Another big difference: tons of snow. They make snow as early as November and then rely on nature’s prodigious dumps, creating bases that average some 500 inches a year.
 
One cool tech touch at Alta: no paper ticket flapping from your jacket. New is a hands-free system by means of the Alta Card, with a radio-frequency chip. Leave the card in your pocket for easy passage through lift-entry gates.
 
Many of Alta’s 100-plus trails are relatively easy, even for beginners. And forget the ads you see for Western skiing, with hot-shot skiers in bright gear blasting neck deep through powder. Sure, they have that here; once avalanche guns clear dangerous runs, you can ski powdery tongues between jagged outcrops. But there is also far easier terrain to keep us mere mortals satisfied; about 40 percent is deemed intermediate.
 
Another difference: Trails we Easterners think of as intermediate are marked easy out West, a higher standard you had better pay attention to if you’re not confident of your ability.
 
The next day I hit Snowbird and took the 125-passenger tram that bolts to an oxygen-skimpy 11,000 feet in eight minutes. The views are immense. So is the sense of claustrophobia. You’re packed shoulder-to-shoulder with skiers and boarders, the tram bobbing between stanchions and turning you into a human gyroscope as you try keeping on your boot-clad feet.

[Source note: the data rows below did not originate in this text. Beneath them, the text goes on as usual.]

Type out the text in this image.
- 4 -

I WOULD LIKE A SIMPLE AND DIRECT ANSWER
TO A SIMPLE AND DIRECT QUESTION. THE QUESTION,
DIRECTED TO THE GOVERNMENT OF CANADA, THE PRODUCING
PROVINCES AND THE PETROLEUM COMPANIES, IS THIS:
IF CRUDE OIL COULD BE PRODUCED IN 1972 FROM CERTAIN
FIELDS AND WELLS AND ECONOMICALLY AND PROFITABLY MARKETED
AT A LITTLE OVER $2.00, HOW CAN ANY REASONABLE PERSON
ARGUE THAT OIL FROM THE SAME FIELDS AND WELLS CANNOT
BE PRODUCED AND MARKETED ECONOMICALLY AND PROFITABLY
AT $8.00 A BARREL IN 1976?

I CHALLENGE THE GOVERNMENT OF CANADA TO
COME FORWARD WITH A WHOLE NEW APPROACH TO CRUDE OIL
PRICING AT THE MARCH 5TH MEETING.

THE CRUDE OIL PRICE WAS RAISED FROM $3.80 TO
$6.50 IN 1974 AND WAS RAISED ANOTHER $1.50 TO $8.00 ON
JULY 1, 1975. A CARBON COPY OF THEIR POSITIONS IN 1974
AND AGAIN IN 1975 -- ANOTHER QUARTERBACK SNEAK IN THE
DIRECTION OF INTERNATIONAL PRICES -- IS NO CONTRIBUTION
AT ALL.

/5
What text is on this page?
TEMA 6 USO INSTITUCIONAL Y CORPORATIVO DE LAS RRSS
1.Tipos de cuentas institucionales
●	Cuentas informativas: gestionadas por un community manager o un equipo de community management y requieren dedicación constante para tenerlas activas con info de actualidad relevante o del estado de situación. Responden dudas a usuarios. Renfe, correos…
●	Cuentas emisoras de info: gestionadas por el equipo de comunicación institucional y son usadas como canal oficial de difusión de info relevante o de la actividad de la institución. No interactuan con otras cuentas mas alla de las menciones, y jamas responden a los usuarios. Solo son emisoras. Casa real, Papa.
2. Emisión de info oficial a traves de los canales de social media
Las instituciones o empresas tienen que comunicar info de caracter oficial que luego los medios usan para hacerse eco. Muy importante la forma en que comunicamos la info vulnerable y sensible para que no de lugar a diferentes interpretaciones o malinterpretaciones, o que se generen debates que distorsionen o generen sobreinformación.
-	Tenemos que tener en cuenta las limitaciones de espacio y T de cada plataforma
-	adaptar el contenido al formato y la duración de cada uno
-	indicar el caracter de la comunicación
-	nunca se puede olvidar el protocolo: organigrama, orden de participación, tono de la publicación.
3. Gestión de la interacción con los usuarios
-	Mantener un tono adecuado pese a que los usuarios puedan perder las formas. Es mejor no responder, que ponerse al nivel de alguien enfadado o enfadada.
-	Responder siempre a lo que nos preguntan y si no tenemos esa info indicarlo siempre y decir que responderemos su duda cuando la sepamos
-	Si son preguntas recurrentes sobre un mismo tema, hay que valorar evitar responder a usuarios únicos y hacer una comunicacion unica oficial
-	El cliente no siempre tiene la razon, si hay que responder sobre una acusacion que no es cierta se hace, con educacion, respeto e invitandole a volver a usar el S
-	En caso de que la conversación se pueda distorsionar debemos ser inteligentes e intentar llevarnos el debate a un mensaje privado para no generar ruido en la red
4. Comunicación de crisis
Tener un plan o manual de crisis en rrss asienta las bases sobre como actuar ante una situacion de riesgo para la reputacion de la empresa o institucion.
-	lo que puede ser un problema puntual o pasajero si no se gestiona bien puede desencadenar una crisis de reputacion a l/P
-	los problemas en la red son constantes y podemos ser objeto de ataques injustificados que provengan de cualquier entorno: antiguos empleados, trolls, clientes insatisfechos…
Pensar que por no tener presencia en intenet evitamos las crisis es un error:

It was my first and last tram trip, as I later opted for the ample chairlift system instead.
 
Fun Snowbird fact: It has the first ski tunnel in the country, created seven years ago, that shuttles skiers via a moving walkway 600 feet from Peruvian Gulch in Little Cottonwood Canyon to Mineral Basin, a four-minute ride with Caribbean music piped in to make you think warm.
 
Throughout Snowbird, there are long, meandering trails for easy traversing, in spots going above deep, mogul-riddled bowls you can divert to if so inclined. I did a few times, taking a head-first tumble once and skidding a good 50 yards to a stop, coming up uninjured, my bad thumb protected by casts.
 
I skied last at Snowbasin near Ogden, a sprawling resort with 9,000-foot peaks and 3,300 skiable acres, high-speed gondolas, chairlifts, and a tram, all depositing you on high for the best skiing and views. Snowbird was a long-hidden gem that found the public spotlight hosting some 2002 Olympic Winter Games, notably the men’s and women’s downhill; the runs are still here, modified a bit for regular-human use. I took on the thigh-burning Grizzly and Wildflower downhills, expert trails that were steep but forgiving.
 
Best view was at the top of the Wildcat lift, where on clear days you can see nearly 100 miles, and gawk at, and maybe try, the Seven Sisters, so named for seven cuts into a craggy peak that expert skiers flock to. From just about anywhere at Snowbasin, you can take easy or hard trails down.
 
Snowbasin is the most opulent resort I’ve ever seen, with massive lodges featuring huge beams carved from bark beetle-killed trees from Montana and Canada, English wool carpets, two-story fireplaces, and Murano glass chandeliers. They have a five-star hotel ambience, right down to bathrooms of granite, marble, and gold- and brass-plated fixtures.
 
Mostly, I learned one valuable lesson about skiing the West: Trust the mountain. Whether attempting waist-deep fluff or hard-pack snow, it’s best to ignore your Eastern expectation that somewhere underfoot, rock and boilerplate await to trip you up. They don’t, so focus on your technique and enjoy the downhill ride.